26 in contrast, where the provider of services moves to another Member State, the provisions of the chapter on services, in particular the third paragraph of Article 60, envisage that he is to pursue his activity there on a temporary basis.

27 As the Advocate General has pointed out, the temporary nature of the activities in question has to be determined in the light, not only of the duration of the provision of the service, but also of its regularity, periodicity or continuity. The fact that the provision of services is temporary does not mean that the provider of services within the meaning of the Treaty may not equip himself with some form of infrastructure in the host Member State (including an office, chambers or consulting rooms) in so far as such infrastructure is necessary for the purposes of performing the services in question.

[...]

37 It follows, however, from the Court' s case-law that national measures liable to hinder or make less attractive the exercise of fundamental freedoms guaranteed by the Treaty must fulfil four conditions: they must be applied in a non-discriminatory manner; they must be justified by imperative requirements in the general interest; they must be suitable for securing the attainment of the objective which they pursue; and they must not go beyond what is necessary in order to attain it (see Case C-19/92 Kraus v Land Baden-Wuerttemberg [1993] ECR I-1663, paragraph 32).

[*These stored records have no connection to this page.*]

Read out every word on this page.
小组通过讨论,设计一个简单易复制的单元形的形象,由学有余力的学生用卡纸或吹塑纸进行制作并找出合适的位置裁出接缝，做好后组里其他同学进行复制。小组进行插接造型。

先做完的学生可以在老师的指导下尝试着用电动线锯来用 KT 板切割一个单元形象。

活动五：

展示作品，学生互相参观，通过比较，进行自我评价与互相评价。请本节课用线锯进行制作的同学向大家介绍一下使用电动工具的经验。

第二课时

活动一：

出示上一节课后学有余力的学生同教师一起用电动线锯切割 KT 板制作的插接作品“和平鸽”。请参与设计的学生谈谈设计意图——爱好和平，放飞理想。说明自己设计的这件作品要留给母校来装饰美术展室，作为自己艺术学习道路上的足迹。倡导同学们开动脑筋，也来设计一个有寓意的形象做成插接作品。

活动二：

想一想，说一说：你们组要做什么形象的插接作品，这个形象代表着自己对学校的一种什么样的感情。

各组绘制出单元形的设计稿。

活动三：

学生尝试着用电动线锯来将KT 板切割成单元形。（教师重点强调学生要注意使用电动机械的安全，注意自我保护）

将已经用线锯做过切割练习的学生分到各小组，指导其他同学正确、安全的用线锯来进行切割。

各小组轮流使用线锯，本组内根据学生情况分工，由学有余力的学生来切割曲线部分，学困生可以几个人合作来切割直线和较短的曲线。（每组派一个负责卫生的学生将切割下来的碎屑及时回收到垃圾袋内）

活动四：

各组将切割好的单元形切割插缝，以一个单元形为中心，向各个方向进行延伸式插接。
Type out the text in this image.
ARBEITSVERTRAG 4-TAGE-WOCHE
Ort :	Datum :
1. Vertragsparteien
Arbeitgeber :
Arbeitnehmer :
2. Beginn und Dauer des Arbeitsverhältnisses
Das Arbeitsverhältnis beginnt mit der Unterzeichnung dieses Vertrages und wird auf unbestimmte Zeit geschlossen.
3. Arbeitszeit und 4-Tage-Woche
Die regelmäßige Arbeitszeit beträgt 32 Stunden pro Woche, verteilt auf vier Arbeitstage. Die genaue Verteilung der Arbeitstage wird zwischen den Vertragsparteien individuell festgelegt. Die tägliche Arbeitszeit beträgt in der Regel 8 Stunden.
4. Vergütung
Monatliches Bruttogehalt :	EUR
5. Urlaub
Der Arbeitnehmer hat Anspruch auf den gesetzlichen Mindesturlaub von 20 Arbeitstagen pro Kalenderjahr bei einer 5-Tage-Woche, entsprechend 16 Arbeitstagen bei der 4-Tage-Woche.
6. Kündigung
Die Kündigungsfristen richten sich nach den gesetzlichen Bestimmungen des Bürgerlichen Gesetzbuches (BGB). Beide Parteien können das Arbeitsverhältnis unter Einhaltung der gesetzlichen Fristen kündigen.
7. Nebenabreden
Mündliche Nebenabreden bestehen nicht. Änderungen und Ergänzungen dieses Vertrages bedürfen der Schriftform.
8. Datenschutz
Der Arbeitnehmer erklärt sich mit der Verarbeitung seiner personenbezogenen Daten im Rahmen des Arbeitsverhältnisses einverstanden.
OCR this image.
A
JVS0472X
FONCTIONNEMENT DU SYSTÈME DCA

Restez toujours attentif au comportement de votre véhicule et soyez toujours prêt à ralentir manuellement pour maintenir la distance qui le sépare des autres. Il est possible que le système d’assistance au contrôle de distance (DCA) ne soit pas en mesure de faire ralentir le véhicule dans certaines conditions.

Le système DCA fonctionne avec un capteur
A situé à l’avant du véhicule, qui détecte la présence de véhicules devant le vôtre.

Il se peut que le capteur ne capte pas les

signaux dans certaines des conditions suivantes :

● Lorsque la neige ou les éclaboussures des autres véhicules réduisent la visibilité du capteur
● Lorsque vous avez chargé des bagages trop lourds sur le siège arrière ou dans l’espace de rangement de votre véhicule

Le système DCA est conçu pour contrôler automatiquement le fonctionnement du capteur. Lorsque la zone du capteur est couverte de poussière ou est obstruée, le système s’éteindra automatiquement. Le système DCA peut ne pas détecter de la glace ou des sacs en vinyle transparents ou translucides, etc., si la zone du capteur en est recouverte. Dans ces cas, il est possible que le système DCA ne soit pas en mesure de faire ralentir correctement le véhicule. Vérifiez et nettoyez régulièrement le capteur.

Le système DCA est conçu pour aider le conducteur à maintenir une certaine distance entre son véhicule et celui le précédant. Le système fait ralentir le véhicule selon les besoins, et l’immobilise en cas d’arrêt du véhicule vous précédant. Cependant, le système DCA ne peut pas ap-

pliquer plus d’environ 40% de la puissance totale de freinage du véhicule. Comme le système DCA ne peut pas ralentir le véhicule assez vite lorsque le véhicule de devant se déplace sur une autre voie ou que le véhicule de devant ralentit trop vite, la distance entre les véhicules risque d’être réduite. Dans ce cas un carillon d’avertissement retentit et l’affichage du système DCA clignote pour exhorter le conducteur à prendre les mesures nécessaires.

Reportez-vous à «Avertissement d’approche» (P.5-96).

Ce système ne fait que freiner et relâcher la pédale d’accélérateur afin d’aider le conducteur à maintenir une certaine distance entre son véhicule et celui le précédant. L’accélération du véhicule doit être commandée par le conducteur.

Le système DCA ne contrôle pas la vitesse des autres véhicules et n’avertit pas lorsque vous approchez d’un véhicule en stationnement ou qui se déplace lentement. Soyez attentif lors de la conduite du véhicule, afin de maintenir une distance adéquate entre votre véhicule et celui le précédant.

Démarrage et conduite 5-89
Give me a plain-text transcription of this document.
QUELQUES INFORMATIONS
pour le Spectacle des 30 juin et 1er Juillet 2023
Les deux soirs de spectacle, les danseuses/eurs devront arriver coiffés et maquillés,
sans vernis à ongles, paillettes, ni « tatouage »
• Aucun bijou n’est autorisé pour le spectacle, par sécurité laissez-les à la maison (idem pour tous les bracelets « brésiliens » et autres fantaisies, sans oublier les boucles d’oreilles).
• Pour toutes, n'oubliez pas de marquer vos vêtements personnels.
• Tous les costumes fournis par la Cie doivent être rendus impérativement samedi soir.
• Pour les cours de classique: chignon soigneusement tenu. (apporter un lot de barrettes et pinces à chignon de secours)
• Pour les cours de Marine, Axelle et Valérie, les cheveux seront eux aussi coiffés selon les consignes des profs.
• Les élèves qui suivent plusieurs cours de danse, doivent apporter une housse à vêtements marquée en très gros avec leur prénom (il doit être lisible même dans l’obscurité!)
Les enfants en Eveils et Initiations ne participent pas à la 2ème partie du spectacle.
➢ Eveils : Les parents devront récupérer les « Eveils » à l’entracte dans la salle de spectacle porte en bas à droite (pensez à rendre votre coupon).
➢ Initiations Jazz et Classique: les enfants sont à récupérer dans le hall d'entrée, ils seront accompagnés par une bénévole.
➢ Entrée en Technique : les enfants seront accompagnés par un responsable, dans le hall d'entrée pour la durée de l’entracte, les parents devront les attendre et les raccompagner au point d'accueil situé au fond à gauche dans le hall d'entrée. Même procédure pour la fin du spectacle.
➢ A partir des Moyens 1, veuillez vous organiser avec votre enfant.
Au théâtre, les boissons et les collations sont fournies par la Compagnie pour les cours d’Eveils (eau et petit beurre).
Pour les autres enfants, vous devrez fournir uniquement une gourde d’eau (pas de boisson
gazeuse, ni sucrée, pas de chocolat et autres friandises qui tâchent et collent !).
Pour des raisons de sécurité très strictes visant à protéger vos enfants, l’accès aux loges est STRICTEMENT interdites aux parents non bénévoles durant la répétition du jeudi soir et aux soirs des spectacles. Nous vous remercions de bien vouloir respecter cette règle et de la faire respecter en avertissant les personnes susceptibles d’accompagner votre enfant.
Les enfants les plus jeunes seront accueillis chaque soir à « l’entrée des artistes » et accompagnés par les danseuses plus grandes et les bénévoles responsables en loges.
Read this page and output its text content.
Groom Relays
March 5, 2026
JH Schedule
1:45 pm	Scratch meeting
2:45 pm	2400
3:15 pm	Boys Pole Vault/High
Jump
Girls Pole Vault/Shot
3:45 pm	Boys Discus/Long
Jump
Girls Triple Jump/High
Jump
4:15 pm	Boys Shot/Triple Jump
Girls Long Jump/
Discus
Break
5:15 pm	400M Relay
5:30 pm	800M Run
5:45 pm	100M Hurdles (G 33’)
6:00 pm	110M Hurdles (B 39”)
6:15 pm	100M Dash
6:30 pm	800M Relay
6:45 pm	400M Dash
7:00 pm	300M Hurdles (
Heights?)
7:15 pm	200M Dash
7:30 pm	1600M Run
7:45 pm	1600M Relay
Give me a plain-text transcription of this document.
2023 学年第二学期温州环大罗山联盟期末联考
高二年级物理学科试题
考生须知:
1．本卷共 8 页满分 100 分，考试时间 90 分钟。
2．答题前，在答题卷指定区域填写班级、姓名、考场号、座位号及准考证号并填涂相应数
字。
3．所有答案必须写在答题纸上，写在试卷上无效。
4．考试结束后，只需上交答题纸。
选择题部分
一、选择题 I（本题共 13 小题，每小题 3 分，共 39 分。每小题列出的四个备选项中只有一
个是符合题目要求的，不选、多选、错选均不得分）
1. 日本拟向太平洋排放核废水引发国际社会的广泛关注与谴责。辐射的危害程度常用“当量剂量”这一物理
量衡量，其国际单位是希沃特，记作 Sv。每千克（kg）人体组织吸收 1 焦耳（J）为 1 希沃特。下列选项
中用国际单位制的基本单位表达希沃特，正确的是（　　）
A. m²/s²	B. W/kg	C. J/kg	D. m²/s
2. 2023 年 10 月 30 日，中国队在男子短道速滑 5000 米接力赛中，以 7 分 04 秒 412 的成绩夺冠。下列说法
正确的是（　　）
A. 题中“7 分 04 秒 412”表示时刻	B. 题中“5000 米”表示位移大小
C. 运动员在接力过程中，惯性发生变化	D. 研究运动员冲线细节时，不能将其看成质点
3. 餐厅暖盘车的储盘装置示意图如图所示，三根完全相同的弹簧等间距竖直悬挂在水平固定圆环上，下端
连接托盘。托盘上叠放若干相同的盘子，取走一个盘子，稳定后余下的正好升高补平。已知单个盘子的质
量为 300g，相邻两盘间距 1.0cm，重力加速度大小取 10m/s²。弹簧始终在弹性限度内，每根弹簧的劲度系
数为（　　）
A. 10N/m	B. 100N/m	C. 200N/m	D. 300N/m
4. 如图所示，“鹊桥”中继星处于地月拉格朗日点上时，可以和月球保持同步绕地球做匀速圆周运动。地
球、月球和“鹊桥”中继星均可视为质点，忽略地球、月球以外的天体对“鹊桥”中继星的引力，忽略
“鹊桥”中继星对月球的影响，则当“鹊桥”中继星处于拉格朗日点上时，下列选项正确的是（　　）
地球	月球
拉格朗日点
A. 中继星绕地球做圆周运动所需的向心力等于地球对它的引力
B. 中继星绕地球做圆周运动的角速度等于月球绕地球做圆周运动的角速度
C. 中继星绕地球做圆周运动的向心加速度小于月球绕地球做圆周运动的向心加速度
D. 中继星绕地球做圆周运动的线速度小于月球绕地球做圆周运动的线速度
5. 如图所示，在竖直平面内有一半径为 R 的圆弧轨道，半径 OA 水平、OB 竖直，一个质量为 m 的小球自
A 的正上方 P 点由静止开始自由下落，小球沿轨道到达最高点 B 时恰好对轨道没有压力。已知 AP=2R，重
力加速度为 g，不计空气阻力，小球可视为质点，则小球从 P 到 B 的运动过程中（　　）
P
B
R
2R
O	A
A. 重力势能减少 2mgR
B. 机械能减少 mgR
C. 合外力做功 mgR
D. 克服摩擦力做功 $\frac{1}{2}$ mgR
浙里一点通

38 Likewise, in applying their national provisions, Member States may not ignore the knowledge and qualifications already acquired by the person concerned in another Member State (see Case C-340/89 Vlassopoulou v Ministerium fuer Justiz, Bundes- und Europaangelegenheiten Baden-Wuerttemberg [1991] ECR I-2357, paragraph 15). Consequently, they must take account of the equivalence of diplomas (see the judgment in Thieffry, paragraphs 19 and 27) and, if necessary, proceed to a comparison of the knowledge and qualifications required by their national rules and those of the person concerned (see the judgment in Vlassopoulou, paragraph 16).

39 Accordingly, it should be stated in reply to the questions from the Consiglio Nazionale Forense that:

° the temporary nature of the provision of services, envisaged in the third paragraph of Article 60 of the EC Treaty, is to be determined in the light of its duration, regularity, periodicity and continuity;

° the provider of services, within the meaning of the Treaty, may equip himself in the host Member State with the infrastructure necessary for the purposes of performing the services in question;

° a national of a Member State who pursues a professional activity on a stable and continuous basis in another Member State where he holds himself out from an established professional base to, amongst others, nationals of that State comes under the provisions of the chapter relating to the right of establishment and not those of the chapter relating to services;

° the possibility for a national of a Member State to exercise his right of establishment, and the conditions for his exercise of that right, must be determined in the light of the activities which he intends to pursue on the territory of the host Member State;

° where the taking-up of a specific activity is not subject to any rules in the host State, a national of any other Member State will be entitled to establish himself on the territory of the first State and pursue that activity there. On the other hand, where the taking-up or the pursuit of a specific activity is subject to certain conditions in the host Member State, a national of another Member State intending to pursue that activity must in principle comply with them;

° however, national measures liable to hinder or make less attractive the exercise of fundamental freedoms guaranteed by the Treaty must fulfil four conditions: they must be applied in a non-discriminatory manner; they must be justified by imperative requirements in the general interest; they must be suitable for securing the attainment of the objective which they pursue; and they must not go beyond what is necessary in order to attain it;

° likewise, Member States must take account of the equivalence of diplomas and, if necessary, proceed to a comparison of the knowledge and qualifications required by their national rules and those of the person concerned.